Finding Factors of a Number
- Factors are numbers that divide exactly into another number, which is called the multiple.
- Factors can be multiplied to make the multiple.
- 4 × 2 = 8 and so, both 4 and 2 are factors of 8.
- Factors often come in factor pairs which are the two numbers that multiply together to make the multiple.
- 4 and 2 are factor pairs for 8 because they multiply to make 8.
- 1 × 8 = 8 and so, 1 and 8 are both factor pairs of 8.
- The factors of 8 are: 1, 2, 4 and 8.
A factor is a number which divides exactly into the number that it is a factor of.
What is a Factor of a Number
A factor is a number that divides exactly into another number.
The larger number that factors divide into exactly is called the multiple. Factors can be multiplied by a whole number to make this multiple.
In the example above, both 2 and 4 are factors of 8 because they can be multiplied to make 8. 8 is therefore both a multiple of 2 and a multiple of 4.
What are Factor Pairs?
Factor pairs are two whole numbers which multiply together to make another whole number. Both numbers are factors of the number that they multiply to make. This means that they divide exactly into this number without a remainder.
In the example above, both 2 and 4 are factor pairs which multiply to make 8.
All factors come in pairs except for the square root factor of square numbers.
For example, we will look at the list of all factors of 16 below.
1 is a factor of every number because it divides exactly into every number. 1 is a factor pair with the number itself.
1 × 16 = 16 and so, the first factor pair of 16 is 1 and 16.
2 × 8 = 16 and so both 2 and 8 form a factor pair of 16.
4 × 4 = 16 and so 4 does not form a factor pair because it does not multiply by a different number to make 16.
All factors come in pairs except for square roots of the number itself. A square root is the number that is multiplied by itself to make the given number.
4 is the square root of 16, which means that 4 multiplied by itself makes 16. And because 4 is the square root of 16, it does not form a factor pair with another number.
Here are the factor pairs of 12.
6 × 2 = 12
3 × 4 = 12
1 × 12 = 12
Each of the factors of 12 come in pairs.
How to Find Factors of a Number
To find factors of a number, use the following steps.
- Write down the number 1 and the given number at each end of a list.
- Try dividing all of the numbers that come after 1 into the larger number.
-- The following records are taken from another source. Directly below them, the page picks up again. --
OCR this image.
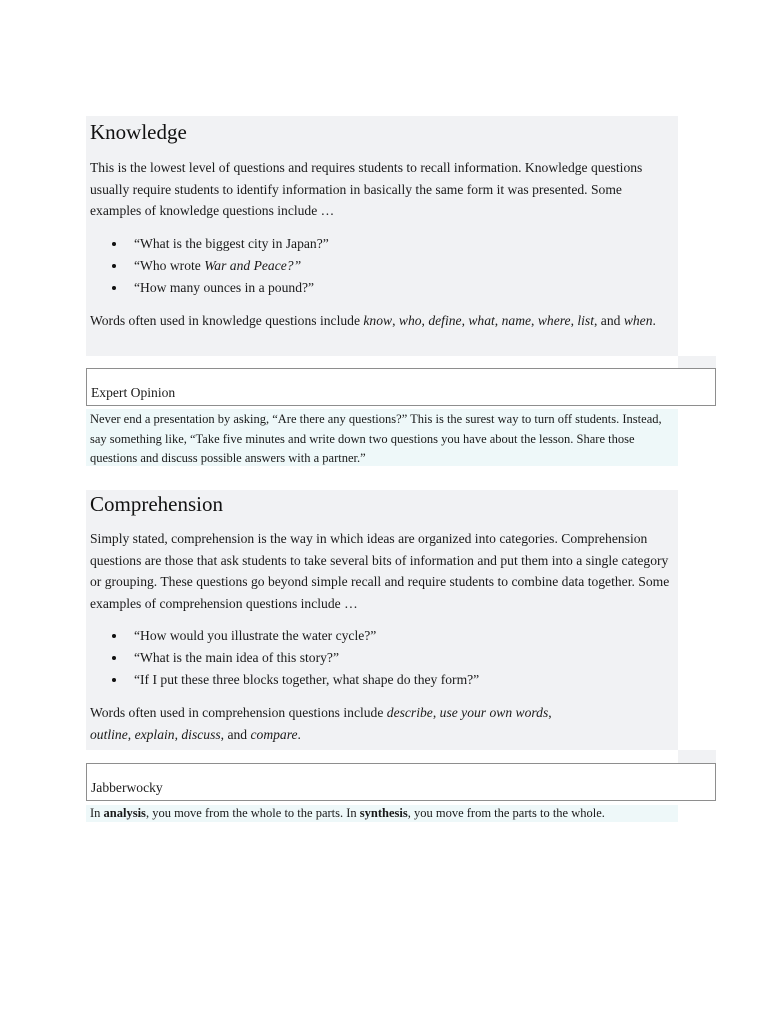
Knowledge

This is the lowest level of questions and requires students to recall information. Knowledge questions usually require students to identify information in basically the same form it was presented. Some examples of knowledge questions include …

“What is the biggest city in Japan?”
“Who wrote War and Peace?”
“How many ounces in a pound?”

Words often used in knowledge questions include know, who, define, what, name, where, list, and when.

Expert Opinion
Never end a presentation by asking, “Are there any questions?” This is the surest way to turn off students. Instead, say something like, “Take five minutes and write down two questions you have about the lesson. Share those questions and discuss possible answers with a partner.”
Comprehension

Simply stated, comprehension is the way in which ideas are organized into categories. Comprehension questions are those that ask students to take several bits of information and put them into a single category or grouping. These questions go beyond simple recall and require students to combine data together. Some examples of comprehension questions include …

“How would you illustrate the water cycle?”
“What is the main idea of this story?”
“If I put these three blocks together, what shape do they form?”

Words often used in comprehension questions include describe, use your own words, outline, explain, discuss, and compare.

Jabberwocky
In analysis, you move from the whole to the parts. In synthesis, you move from the parts to the whole.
- If these numbers divide exactly into the given number with no remainder, then they are factors.The answer to each of these exact divisions is also a factor.
- Write down each number that divides exactly along with the answer to the division.
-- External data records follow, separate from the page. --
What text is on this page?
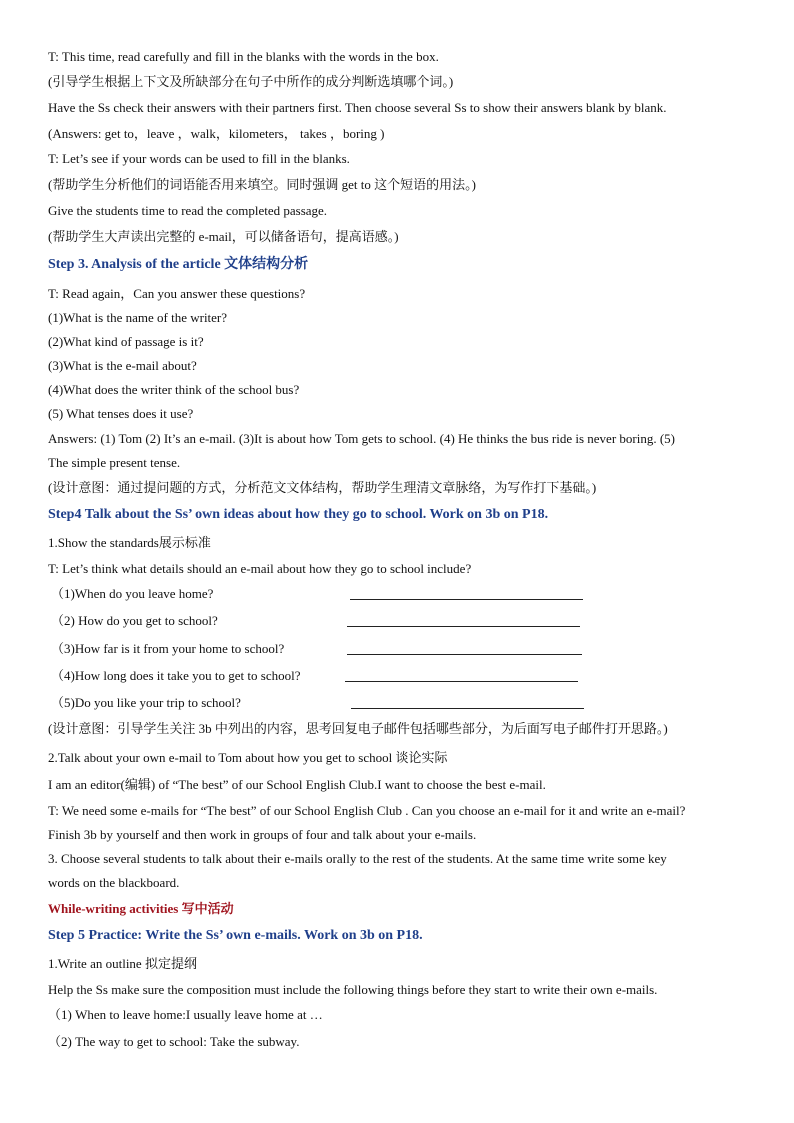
T: This time, read carefully and fill in the blanks with the words in the box.
(引导学生根据上下文及所缺部分在句子中所作的成分判断选填哪个词。)
Have the Ss check their answers with their partners first. Then choose several Ss to show their answers blank by blank.
(Answers: get to，leave ，walk，kilometers， takes ，boring )
T: Let’s see if your words can be used to fill in the blanks.
(帮助学生分析他们的词语能否用来填空。同时强调 get to 这个短语的用法。)
Give the students time to read the completed passage.
(帮助学生大声读出完整的 e-mail，可以储备语句，提高语感。)
Step 3. Analysis of the article 文体结构分析
T: Read again，Can you answer these questions?
(1)What is the name of the writer?
(2)What kind of passage is it?
(3)What is the e-mail about?
(4)What does the writer think of the school bus?
(5) What tenses does it use?
Answers: (1) Tom (2) It’s an e-mail. (3)It is about how Tom gets to school. (4) He thinks the bus ride is never boring. (5)
The simple present tense.
(设计意图：通过提问题的方式，分析范文文体结构，帮助学生理清文章脉络，为写作打下基础。)
Step4 Talk about the Ss’ own ideas about how they go to school. Work on 3b on P18.
1.Show the standards展示标准
T: Let’s think what details should an e-mail about how they go to school include?
（1)When do you leave home?
（2) How do you get to school?
（3)How far is it from your home to school?
（4)How long does it take you to get to school?
（5)Do you like your trip to school?
(设计意图：引导学生关注 3b 中列出的内容，思考回复电子邮件包括哪些部分，为后面写电子邮件打开思路。)
2.Talk about your own e-mail to Tom about how you get to school 谈论实际
I am an editor(编辑) of “The best” of our School English Club.I want to choose the best e-mail.
T: We need some e-mails for “The best” of our School English Club . Can you choose an e-mail for it and write an e-mail?
Finish 3b by yourself and then work in groups of four and talk about your e-mails.
3. Choose several students to talk about their e-mails orally to the rest of the students. At the same time write some key
words on the blackboard.
While-writing activities 写中活动
Step 5 Practice: Write the Ss’ own e-mails. Work on 3b on P18.
1.Write an outline 拟定提纲
Help the Ss make sure the composition must include the following things before they start to write their own e-mails.
（1) When to leave home:I usually leave home at …
（2) The way to get to school: Take the subway.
- Write these numbers in ascending order in the list.
- Stop when you reach the square root of the number itself or another number on the list.
When teaching finding factors of numbers, it can be useful to write the given number itself in the centre and write the factors around the outside.
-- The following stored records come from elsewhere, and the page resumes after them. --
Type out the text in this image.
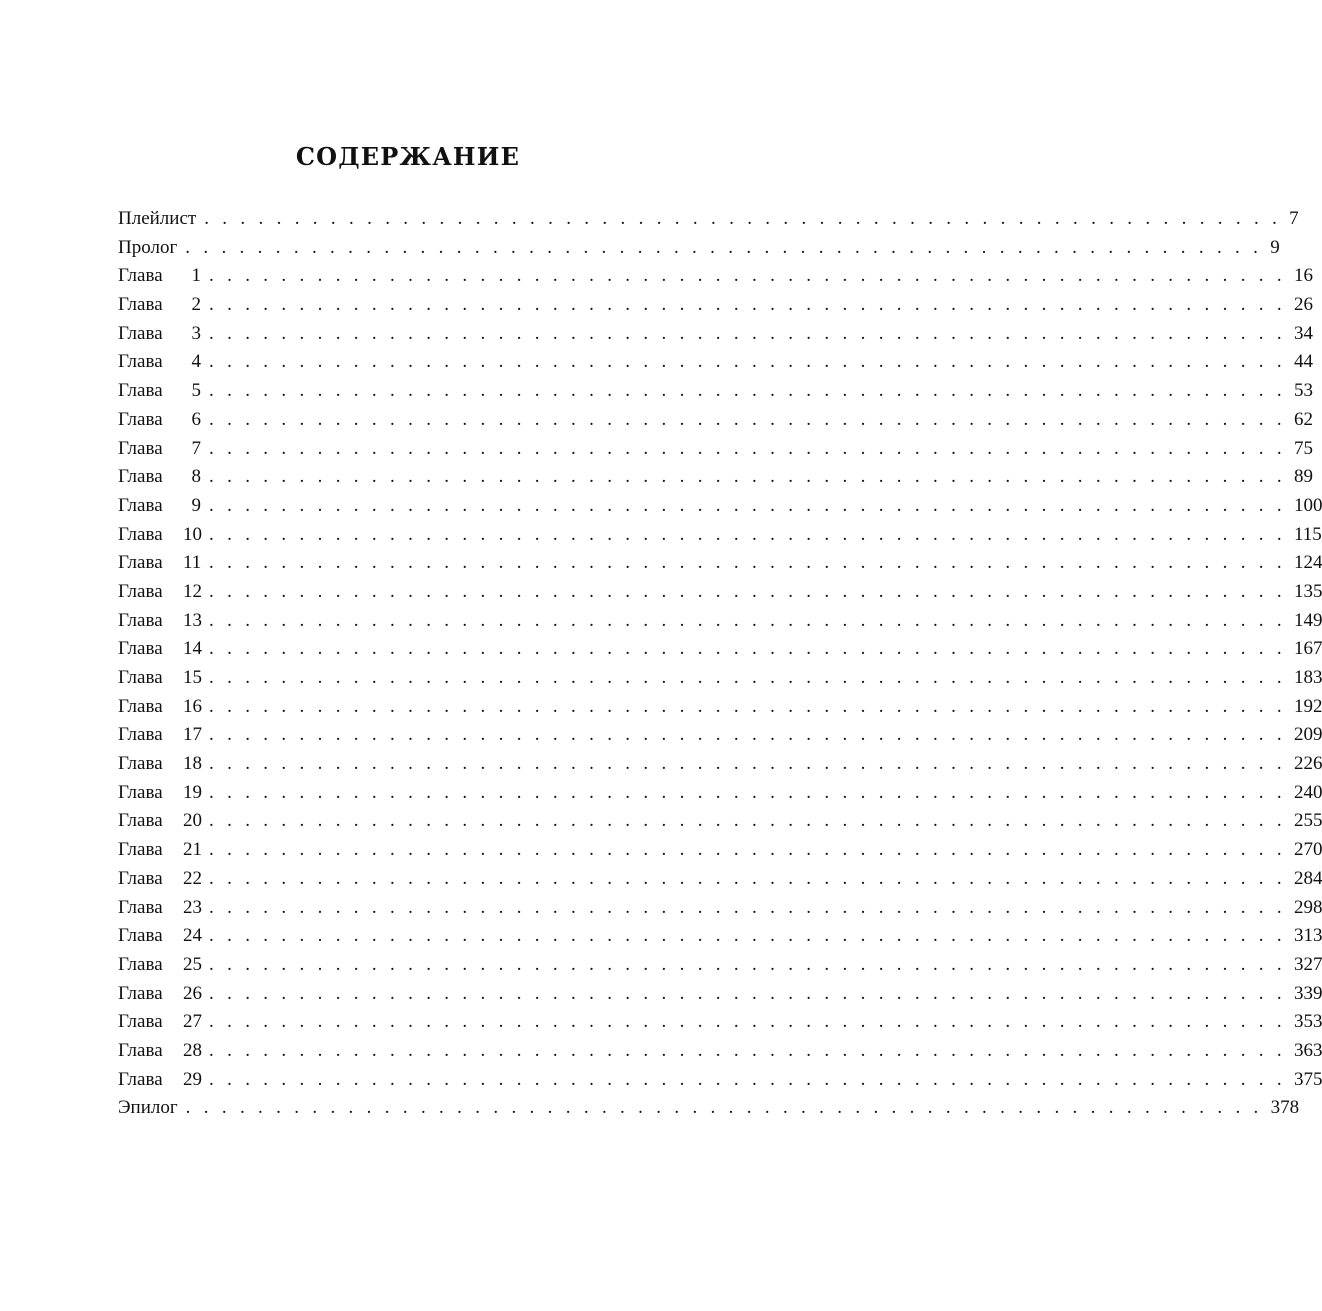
СОДЕРЖАНИЕ
Плейлист . . . . . . . . . . . . . . . . . . . . . . . . . . . . . . . . . . . . . . . . . . . . . . . . . . . . . . . . . . . . 7
Пролог . . . . . . . . . . . . . . . . . . . . . . . . . . . . . . . . . . . . . . . . . . . . . . . . . . . . . . . . . . . . 9
Глава 1 . . . . . . . . . . . . . . . . . . . . . . . . . . . . . . . . . . . . . . . . . . . . . . . . . . . . . . . . . . . . 16
Глава 2 . . . . . . . . . . . . . . . . . . . . . . . . . . . . . . . . . . . . . . . . . . . . . . . . . . . . . . . . . . . . 26
Глава 3 . . . . . . . . . . . . . . . . . . . . . . . . . . . . . . . . . . . . . . . . . . . . . . . . . . . . . . . . . . . . 34
Глава 4 . . . . . . . . . . . . . . . . . . . . . . . . . . . . . . . . . . . . . . . . . . . . . . . . . . . . . . . . . . . . 44
Глава 5 . . . . . . . . . . . . . . . . . . . . . . . . . . . . . . . . . . . . . . . . . . . . . . . . . . . . . . . . . . . . 53
Глава 6 . . . . . . . . . . . . . . . . . . . . . . . . . . . . . . . . . . . . . . . . . . . . . . . . . . . . . . . . . . . . 62
Глава 7 . . . . . . . . . . . . . . . . . . . . . . . . . . . . . . . . . . . . . . . . . . . . . . . . . . . . . . . . . . . . 75
Глава 8 . . . . . . . . . . . . . . . . . . . . . . . . . . . . . . . . . . . . . . . . . . . . . . . . . . . . . . . . . . . . 89
Глава 9 . . . . . . . . . . . . . . . . . . . . . . . . . . . . . . . . . . . . . . . . . . . . . . . . . . . . . . . . . . . . 100
Глава 10 . . . . . . . . . . . . . . . . . . . . . . . . . . . . . . . . . . . . . . . . . . . . . . . . . . . . . . . . . . . . 115
Глава 11 . . . . . . . . . . . . . . . . . . . . . . . . . . . . . . . . . . . . . . . . . . . . . . . . . . . . . . . . . . . . 124
Глава 12 . . . . . . . . . . . . . . . . . . . . . . . . . . . . . . . . . . . . . . . . . . . . . . . . . . . . . . . . . . . . 135
Глава 13 . . . . . . . . . . . . . . . . . . . . . . . . . . . . . . . . . . . . . . . . . . . . . . . . . . . . . . . . . . . . 149
Глава 14 . . . . . . . . . . . . . . . . . . . . . . . . . . . . . . . . . . . . . . . . . . . . . . . . . . . . . . . . . . . . 167
Глава 15 . . . . . . . . . . . . . . . . . . . . . . . . . . . . . . . . . . . . . . . . . . . . . . . . . . . . . . . . . . . . 183
Глава 16 . . . . . . . . . . . . . . . . . . . . . . . . . . . . . . . . . . . . . . . . . . . . . . . . . . . . . . . . . . . . 192
Глава 17 . . . . . . . . . . . . . . . . . . . . . . . . . . . . . . . . . . . . . . . . . . . . . . . . . . . . . . . . . . . . 209
Глава 18 . . . . . . . . . . . . . . . . . . . . . . . . . . . . . . . . . . . . . . . . . . . . . . . . . . . . . . . . . . . . 226
Глава 19 . . . . . . . . . . . . . . . . . . . . . . . . . . . . . . . . . . . . . . . . . . . . . . . . . . . . . . . . . . . . 240
Глава 20 . . . . . . . . . . . . . . . . . . . . . . . . . . . . . . . . . . . . . . . . . . . . . . . . . . . . . . . . . . . . 255
Глава 21 . . . . . . . . . . . . . . . . . . . . . . . . . . . . . . . . . . . . . . . . . . . . . . . . . . . . . . . . . . . . 270
Глава 22 . . . . . . . . . . . . . . . . . . . . . . . . . . . . . . . . . . . . . . . . . . . . . . . . . . . . . . . . . . . . 284
Глава 23 . . . . . . . . . . . . . . . . . . . . . . . . . . . . . . . . . . . . . . . . . . . . . . . . . . . . . . . . . . . . 298
Глава 24 . . . . . . . . . . . . . . . . . . . . . . . . . . . . . . . . . . . . . . . . . . . . . . . . . . . . . . . . . . . . 313
Глава 25 . . . . . . . . . . . . . . . . . . . . . . . . . . . . . . . . . . . . . . . . . . . . . . . . . . . . . . . . . . . . 327
Глава 26 . . . . . . . . . . . . . . . . . . . . . . . . . . . . . . . . . . . . . . . . . . . . . . . . . . . . . . . . . . . . 339
Глава 27 . . . . . . . . . . . . . . . . . . . . . . . . . . . . . . . . . . . . . . . . . . . . . . . . . . . . . . . . . . . . 353
Глава 28 . . . . . . . . . . . . . . . . . . . . . . . . . . . . . . . . . . . . . . . . . . . . . . . . . . . . . . . . . . . . 363
Глава 29 . . . . . . . . . . . . . . . . . . . . . . . . . . . . . . . . . . . . . . . . . . . . . . . . . . . . . . . . . . . . 375
Эпилог . . . . . . . . . . . . . . . . . . . . . . . . . . . . . . . . . . . . . . . . . . . . . . . . . . . . . . . . . . . . 378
In this example we will find a list of all factors of 18.
We first write down the number 1 and the given number, 18. We write 1 at one end and 18 at the other end. We will put any other factors in between.
This is because 1 × 18 = 18. 1 is always a factor of every number and so is the number itself.
We will now try the numbers that come after 1, such as 2, 3, 4, 5 and so on.
2 × 9 = 18 and so, both 2 and 9 are factors of 18. We write down the 2 after the 1 in our list and we write the 9 before the 18 on our list.
9 will be the second biggest factor in our answer list after 18. We now know that no numbers between 9 and 18 will be on this list of factors.
We now try 3.
3 × 6 = 18 and so, we write down both 3 and 6 on our list of factors.
We write 3 after the 2 and we write the 6 before the 9.
We now try 4.
4 does not divide exactly into 18 and so it is not a factor of 18. We do not write it down.
5 does not divide exactly into 18 either.
The next number after 5 is 6, but 6 is already on our list of factors because it paired with 3.
Since we have now reached numbers that are already on our list we can stop as we know that we have found every factor of 18.
The factors of 18 are: 1, 2, 3, 6, 9 and 18.